The bike part of the company became Falcon, but these bikes were no longer made in Coventry. The Coventry Eagle name was occasionally revived, however, and used to badge bicycles from the Tandem Group. However, our step-over frame bike (women specific) was built before the war, and therefore is a direct link to Coventry’s history of bicycle manufacturing. We’re not entirely sure when it was built; It’s got a Sturmey-Archer AW hub, and these hubs often can be used to approximately date the bicycle. Our hub is labelled “Patent Applied For” which would suggest it was made about 1937, when the AW hubs were introduced. There’s a faint 0 on the hub, which one source suggests might make it a 1940 hub, though it’s not in the place that date stamps were later placed, so more confusion, less light.
The bike also has a three speed quadrant shifter, a GC1, which was a precursor to the trigger shifter, and was typically used with an earlier manufactured K series hub. It has marked positions, “Low”, “N” (for “Normal”) and “High.” This also suggests an earlier date for the bike. Under the seat, the frame is numbered A31989, but we can’t find any listing of Coventry Eagle frame numbers.
It’s a heavy bike, about 16.8 kg (37 pounds), but it has a number of very pretty touches. The best of these is the chromed lug with a CE cut-out. It seems to have had red highlights on black frame; it’s got a classic Coventry Eagle badge, though the decals elsewhere are now very faint. It’s fitted with rod brakes, which I’ve never worked with before. The brake pads press upward on the inner surface of the rim, fairly close to the spokes. I had to remove a brake pad in order to remove the wheel to repair the flat, making a routine job fiddly and slow. In spite of being nearly 80 years old though, it has very little rust and, except for the tyres, tubes and handlebar grips, it seems to be as originally manufactured. The chain (a half-link design) shows considerable stretch, but, to keep the bike as much as possible as original, I’m not inclined to change it.

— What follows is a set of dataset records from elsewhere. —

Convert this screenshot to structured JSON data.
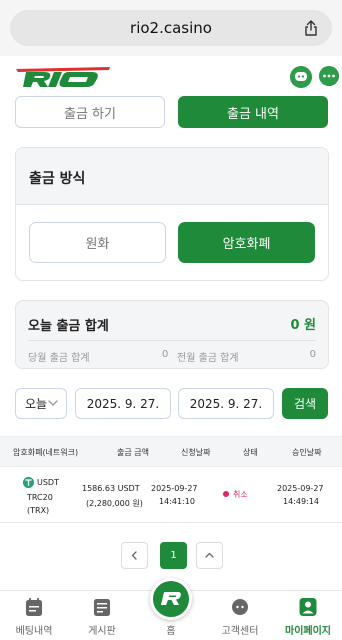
{
  "browser": {
    "url": "rio2.casino"
  },
  "tabs": {
    "withdraw_label": "출금 하기",
    "history_label": "출금 내역"
  },
  "method": {
    "title": "출금 방식",
    "fiat_label": "원화",
    "crypto_label": "암호화폐"
  },
  "summary": {
    "title": "오늘 출금 합계",
    "total": "0 원",
    "month_label": "당월 출금 합계",
    "month_value": "0",
    "prev_label": "전월 출금 합계",
    "prev_value": "0"
  },
  "filter": {
    "period": "오늘",
    "start_date": "2025. 9. 27.",
    "end_date": "2025. 9. 27.",
    "search_label": "검색"
  },
  "table": {
    "headers": [
      "암호화폐(네트워크)",
      "출금 금액",
      "신청날짜",
      "상태",
      "승인날짜"
    ],
    "rows": [
      {
        "coin": "USDT",
        "network": "TRC20",
        "network_sub": "(TRX)",
        "amount": "1586.63 USDT",
        "amount_krw": "(2,280,000 원)",
        "request_date": "2025-09-27",
        "request_time": "14:41:10",
        "status": "취소",
        "approve_date": "2025-09-27",
        "approve_time": "14:49:14"
      }
    ]
  },
  "pagination": {
    "current": "1"
  },
  "nav": {
    "items": [
      "베팅내역",
      "게시판",
      "홈",
      "고객센터",
      "마이페이지"
    ]
  },
  "colors": {
    "accent": "#1f8a3a",
    "cancel": "#e0245e"
  }
}
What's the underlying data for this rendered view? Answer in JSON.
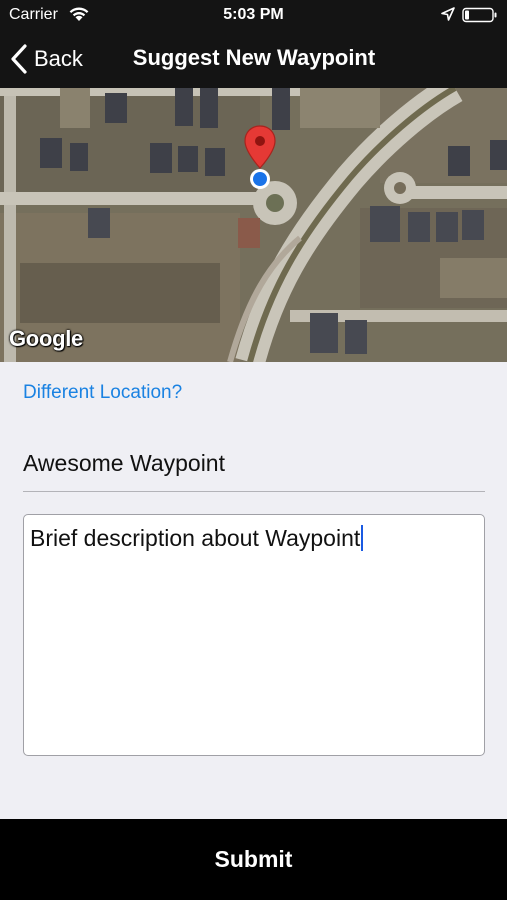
{
  "status_bar": {
    "carrier": "Carrier",
    "time": "5:03 PM",
    "icons": [
      "wifi-icon",
      "location-arrow-icon",
      "battery-icon"
    ]
  },
  "nav": {
    "back_label": "Back",
    "title": "Suggest New Waypoint"
  },
  "map": {
    "attribution": "Google",
    "pin_color": "#e53935",
    "location_dot_color": "#1a73e8"
  },
  "form": {
    "different_location_link": "Different Location?",
    "waypoint_name": "Awesome Waypoint",
    "description": "Brief description about Waypoint"
  },
  "submit": {
    "label": "Submit"
  },
  "colors": {
    "bar_background": "#141414",
    "link": "#1a82e2",
    "page_background": "#efeff4"
  }
}
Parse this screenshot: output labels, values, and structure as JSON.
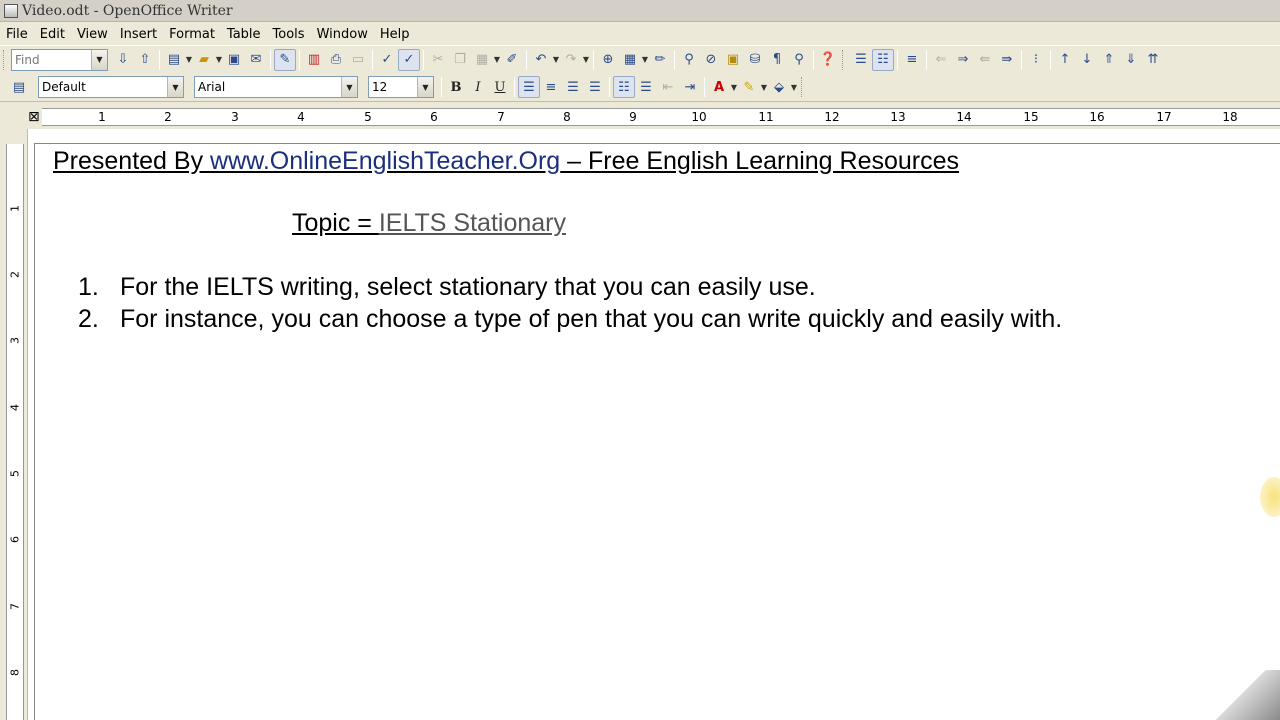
{
  "window": {
    "title": "Video.odt - OpenOffice Writer"
  },
  "menu": [
    "File",
    "Edit",
    "View",
    "Insert",
    "Format",
    "Table",
    "Tools",
    "Window",
    "Help"
  ],
  "toolbar": {
    "find_placeholder": "Find",
    "style_value": "Default",
    "font_value": "Arial",
    "size_value": "12",
    "bold": "B",
    "italic": "I",
    "underline": "U"
  },
  "ruler": {
    "numbers": [
      "1",
      "2",
      "3",
      "4",
      "5",
      "6",
      "7",
      "8",
      "9",
      "10",
      "11",
      "12",
      "13",
      "14",
      "15",
      "16",
      "17",
      "18"
    ]
  },
  "vruler": {
    "numbers": [
      "1",
      "2",
      "3",
      "4",
      "5",
      "6",
      "7",
      "8"
    ]
  },
  "document": {
    "line1_prefix": "Presented By ",
    "line1_link": "www.OnlineEnglishTeacher.Org",
    "line1_suffix": " – Free English Learning Resources",
    "topic_label": "Topic = ",
    "topic_value": "IELTS Stationary",
    "items": [
      {
        "num": "1.",
        "text": "For the IELTS writing, select stationary that you can easily use."
      },
      {
        "num": "2.",
        "text": "For instance, you can choose a type of pen that you can write quickly and easily with."
      }
    ]
  }
}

I rode it around the War Memorial Park to meet my goal of riding six or more miles every day this year, and to check our repairs and cleaning. It isn’t my size, and it’s heavy. I rode three or four times around the Park at a stately 9.4 mph to make my distance; the Park is flat as a bowling alley, with only 410 feet of climb in 8 miles (125 meters in 12.9 km), but I was exhausted from the ride. I’d considered riding it at Eroica Britannia this year, but, although I’ve seen people on delivery bikes and other unwieldy rides, I don’t think I could make even the short distance on this bike.
It still is amazing to me that an 80-year old bike could be in such good condition, fully rideable. If anyone has any clues on dating it, I’d love to hear them.